Sprachenlernen braucht individuelle Rezepte

Neu zugewanderte Kinder in Kita und Schule

Die erfolgreiche Integration von neu zugewanderten Kindern erfordert die Aneignung der deutschen Sprache in kurzer Zeit, durch die Pädagog*innen vor große Herausforderungen gestellt werden. Studien der Technischen Universität Dortmund zeigen, dass sowohl die Kinder als auch die Lehrkräfte meist hoch motiviert sind, sich dieser Herausforderung zu stellen. Aber wie kann es gelingen?

Sprachenlernen braucht individuelle Rezepte

Die größte Herausforderung liegt darin, dass es kein allgemeingültiges Rezept geben kann. Die Lebens- und Lernerfahrungen neu zugewanderter Kinder sind weit heterogener als die der deutschstämmigen Kinder und können auch erheblich von unseren Gewohnheiten abweichen. Hinzu kommen traumatische Erfahrungen, über die viele dieser Kinder nicht sprechen können. Pädagog*innen müssen deshalb bei jedem einzelnen Kind zunächst die Voraussetzungen für das Lernen prüfen und Vertrauen wecken. Gleichzeitig müssen wir uns mit gewohnten Bewertungsmustern zurückhalten und stattdessen genau hinsehen und hinhören, um die gebotene Sensibilität und Offenheit im Umgang mit den Kindern entwickeln zu können.

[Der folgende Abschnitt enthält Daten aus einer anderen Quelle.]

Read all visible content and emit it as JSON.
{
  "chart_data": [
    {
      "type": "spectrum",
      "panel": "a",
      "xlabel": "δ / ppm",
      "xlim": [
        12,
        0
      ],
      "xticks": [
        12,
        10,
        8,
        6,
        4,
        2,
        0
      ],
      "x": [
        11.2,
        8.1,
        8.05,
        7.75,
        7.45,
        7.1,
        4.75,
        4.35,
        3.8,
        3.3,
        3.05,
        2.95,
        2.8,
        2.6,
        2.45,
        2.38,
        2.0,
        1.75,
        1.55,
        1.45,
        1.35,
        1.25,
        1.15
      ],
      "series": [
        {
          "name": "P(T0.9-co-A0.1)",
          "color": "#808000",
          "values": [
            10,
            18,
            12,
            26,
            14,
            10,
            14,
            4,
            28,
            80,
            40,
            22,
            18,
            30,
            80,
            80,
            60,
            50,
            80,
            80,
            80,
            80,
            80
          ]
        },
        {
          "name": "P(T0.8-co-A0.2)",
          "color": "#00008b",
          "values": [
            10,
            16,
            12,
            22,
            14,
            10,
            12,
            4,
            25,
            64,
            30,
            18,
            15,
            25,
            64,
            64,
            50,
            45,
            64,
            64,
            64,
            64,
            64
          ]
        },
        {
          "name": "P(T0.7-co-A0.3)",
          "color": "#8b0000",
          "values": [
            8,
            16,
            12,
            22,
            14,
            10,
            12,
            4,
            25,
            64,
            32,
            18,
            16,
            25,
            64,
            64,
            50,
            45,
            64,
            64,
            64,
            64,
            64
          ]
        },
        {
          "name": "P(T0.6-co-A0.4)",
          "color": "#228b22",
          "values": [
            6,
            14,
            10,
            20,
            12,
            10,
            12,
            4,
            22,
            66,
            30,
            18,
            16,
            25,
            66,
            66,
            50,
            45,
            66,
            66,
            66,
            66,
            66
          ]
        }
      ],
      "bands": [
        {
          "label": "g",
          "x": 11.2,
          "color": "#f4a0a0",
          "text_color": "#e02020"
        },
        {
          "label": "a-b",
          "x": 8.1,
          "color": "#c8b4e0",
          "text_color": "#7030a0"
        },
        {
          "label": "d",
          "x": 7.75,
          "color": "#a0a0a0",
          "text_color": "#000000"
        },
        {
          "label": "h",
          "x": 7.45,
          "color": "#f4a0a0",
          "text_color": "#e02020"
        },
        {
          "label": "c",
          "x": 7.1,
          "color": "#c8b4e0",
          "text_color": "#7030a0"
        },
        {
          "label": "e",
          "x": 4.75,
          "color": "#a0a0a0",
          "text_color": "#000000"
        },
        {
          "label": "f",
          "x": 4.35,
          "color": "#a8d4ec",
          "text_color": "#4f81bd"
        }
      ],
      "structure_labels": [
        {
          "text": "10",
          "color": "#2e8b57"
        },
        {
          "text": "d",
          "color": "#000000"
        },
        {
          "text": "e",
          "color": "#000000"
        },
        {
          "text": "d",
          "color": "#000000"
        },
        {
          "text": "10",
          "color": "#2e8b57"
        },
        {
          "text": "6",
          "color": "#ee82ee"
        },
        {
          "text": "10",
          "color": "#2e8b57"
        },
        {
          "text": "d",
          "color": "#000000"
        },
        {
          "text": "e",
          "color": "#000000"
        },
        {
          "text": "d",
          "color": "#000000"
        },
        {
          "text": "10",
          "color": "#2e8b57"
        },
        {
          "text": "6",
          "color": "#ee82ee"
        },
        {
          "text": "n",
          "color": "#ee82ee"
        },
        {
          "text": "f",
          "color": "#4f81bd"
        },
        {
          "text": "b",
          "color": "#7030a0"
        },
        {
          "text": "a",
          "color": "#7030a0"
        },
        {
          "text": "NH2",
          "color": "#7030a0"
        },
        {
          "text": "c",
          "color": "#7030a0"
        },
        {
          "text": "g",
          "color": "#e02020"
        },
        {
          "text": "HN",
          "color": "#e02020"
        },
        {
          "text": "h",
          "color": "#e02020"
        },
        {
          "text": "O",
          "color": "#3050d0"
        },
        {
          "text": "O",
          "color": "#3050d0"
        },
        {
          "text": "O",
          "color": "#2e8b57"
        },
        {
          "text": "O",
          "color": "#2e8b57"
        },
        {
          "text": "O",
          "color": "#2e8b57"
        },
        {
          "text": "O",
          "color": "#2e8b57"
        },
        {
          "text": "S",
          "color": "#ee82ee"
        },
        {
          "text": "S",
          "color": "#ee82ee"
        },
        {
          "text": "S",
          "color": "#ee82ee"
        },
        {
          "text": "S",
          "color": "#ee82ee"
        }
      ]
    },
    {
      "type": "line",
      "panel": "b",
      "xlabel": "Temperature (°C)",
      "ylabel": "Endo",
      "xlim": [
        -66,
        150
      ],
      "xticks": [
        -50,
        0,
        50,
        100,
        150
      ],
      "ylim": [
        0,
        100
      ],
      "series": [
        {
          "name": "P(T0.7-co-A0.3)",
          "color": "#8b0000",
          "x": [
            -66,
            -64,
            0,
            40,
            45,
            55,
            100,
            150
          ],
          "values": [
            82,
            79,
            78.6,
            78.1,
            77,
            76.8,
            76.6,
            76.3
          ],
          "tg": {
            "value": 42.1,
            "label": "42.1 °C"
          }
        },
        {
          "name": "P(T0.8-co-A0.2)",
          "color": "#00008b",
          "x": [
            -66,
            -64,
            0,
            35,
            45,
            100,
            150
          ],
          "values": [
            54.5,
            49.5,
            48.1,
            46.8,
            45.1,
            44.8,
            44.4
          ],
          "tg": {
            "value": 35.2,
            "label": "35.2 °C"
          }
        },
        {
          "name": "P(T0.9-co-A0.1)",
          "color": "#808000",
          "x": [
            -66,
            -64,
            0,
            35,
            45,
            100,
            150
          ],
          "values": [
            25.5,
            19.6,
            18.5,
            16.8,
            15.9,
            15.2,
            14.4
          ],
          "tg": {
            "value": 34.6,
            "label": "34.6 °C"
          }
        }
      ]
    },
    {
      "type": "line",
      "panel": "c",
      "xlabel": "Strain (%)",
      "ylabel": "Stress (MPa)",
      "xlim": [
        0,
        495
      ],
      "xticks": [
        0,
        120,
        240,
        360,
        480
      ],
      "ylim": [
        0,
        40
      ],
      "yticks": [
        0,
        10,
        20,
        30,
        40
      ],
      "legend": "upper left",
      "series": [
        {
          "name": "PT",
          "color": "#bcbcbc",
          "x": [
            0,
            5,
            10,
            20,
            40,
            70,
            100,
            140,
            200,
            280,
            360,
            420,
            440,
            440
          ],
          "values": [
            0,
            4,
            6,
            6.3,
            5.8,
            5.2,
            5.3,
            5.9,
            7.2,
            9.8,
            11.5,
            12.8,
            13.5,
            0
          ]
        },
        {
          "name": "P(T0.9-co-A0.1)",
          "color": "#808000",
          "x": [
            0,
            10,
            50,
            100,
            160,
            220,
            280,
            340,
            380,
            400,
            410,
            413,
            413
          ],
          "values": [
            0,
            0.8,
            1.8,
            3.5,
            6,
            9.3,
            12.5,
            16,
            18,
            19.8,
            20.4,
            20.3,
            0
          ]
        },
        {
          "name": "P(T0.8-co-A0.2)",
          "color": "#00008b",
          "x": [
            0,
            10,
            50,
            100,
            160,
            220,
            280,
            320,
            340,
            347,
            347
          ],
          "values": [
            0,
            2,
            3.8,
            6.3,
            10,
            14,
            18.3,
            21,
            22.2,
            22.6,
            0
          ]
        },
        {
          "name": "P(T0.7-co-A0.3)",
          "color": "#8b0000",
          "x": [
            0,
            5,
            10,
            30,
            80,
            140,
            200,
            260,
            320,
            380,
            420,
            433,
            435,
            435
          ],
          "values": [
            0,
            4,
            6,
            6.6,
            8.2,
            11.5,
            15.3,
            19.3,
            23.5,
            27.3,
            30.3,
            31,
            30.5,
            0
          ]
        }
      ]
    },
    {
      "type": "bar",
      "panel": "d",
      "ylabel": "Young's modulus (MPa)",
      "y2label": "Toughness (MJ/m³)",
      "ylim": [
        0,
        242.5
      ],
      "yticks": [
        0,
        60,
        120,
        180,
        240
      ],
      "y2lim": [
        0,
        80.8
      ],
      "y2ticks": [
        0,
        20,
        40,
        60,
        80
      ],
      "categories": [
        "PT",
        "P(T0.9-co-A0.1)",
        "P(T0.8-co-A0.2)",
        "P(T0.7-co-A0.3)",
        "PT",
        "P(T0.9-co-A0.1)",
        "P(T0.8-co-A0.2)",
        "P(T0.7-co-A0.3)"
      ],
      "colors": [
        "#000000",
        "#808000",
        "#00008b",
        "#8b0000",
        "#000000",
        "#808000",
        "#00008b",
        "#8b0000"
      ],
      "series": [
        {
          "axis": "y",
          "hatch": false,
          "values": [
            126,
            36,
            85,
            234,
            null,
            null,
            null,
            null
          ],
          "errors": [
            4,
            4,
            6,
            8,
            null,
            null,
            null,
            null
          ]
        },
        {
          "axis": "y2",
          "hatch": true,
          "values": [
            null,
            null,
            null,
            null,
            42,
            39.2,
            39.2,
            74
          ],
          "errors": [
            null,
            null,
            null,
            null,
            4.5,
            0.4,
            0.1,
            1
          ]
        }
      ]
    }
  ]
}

Mehrsprachigkeit als Ressource

Die betroffenen Kinder kommen vor allem aus dem arabischen Raum oder sind EU-Binnenflüchtlinge. Gemeinsam ist ihnen, dass sie die deutsche Sprache als zweite, dritte oder vierte Sprache möglichst schnell erlernen müssen und zwar so gut, dass sie dadurch in die Lage versetzt werden, das (vor-)schulische Bildungs-angebot bestmöglich zu nutzen. Wichtig ist dabei, Mehrsprachigkeit nicht als Problem zu betrachten. Die aktuelle Forschung zeigt, dass Mehrsprachigkeit als Ressource genutzt werden kann, wie die kanadische Psychologin Prof. Dr. Ellen Bialystock 2009 belegen konnte: Nicht nur wird dadurch Kommunikation in verschiedenen Sprachen ermöglicht, sondern die metasprachlichen und kognitiven Fähigkeiten der Kinder, beispielsweise exekutive Funktionen, profitieren. Im Alter scheinen diese Kinder sogar besser gegen Demenz geschützt zu sein als Menschen, die einsprachig aufgewachsen sind.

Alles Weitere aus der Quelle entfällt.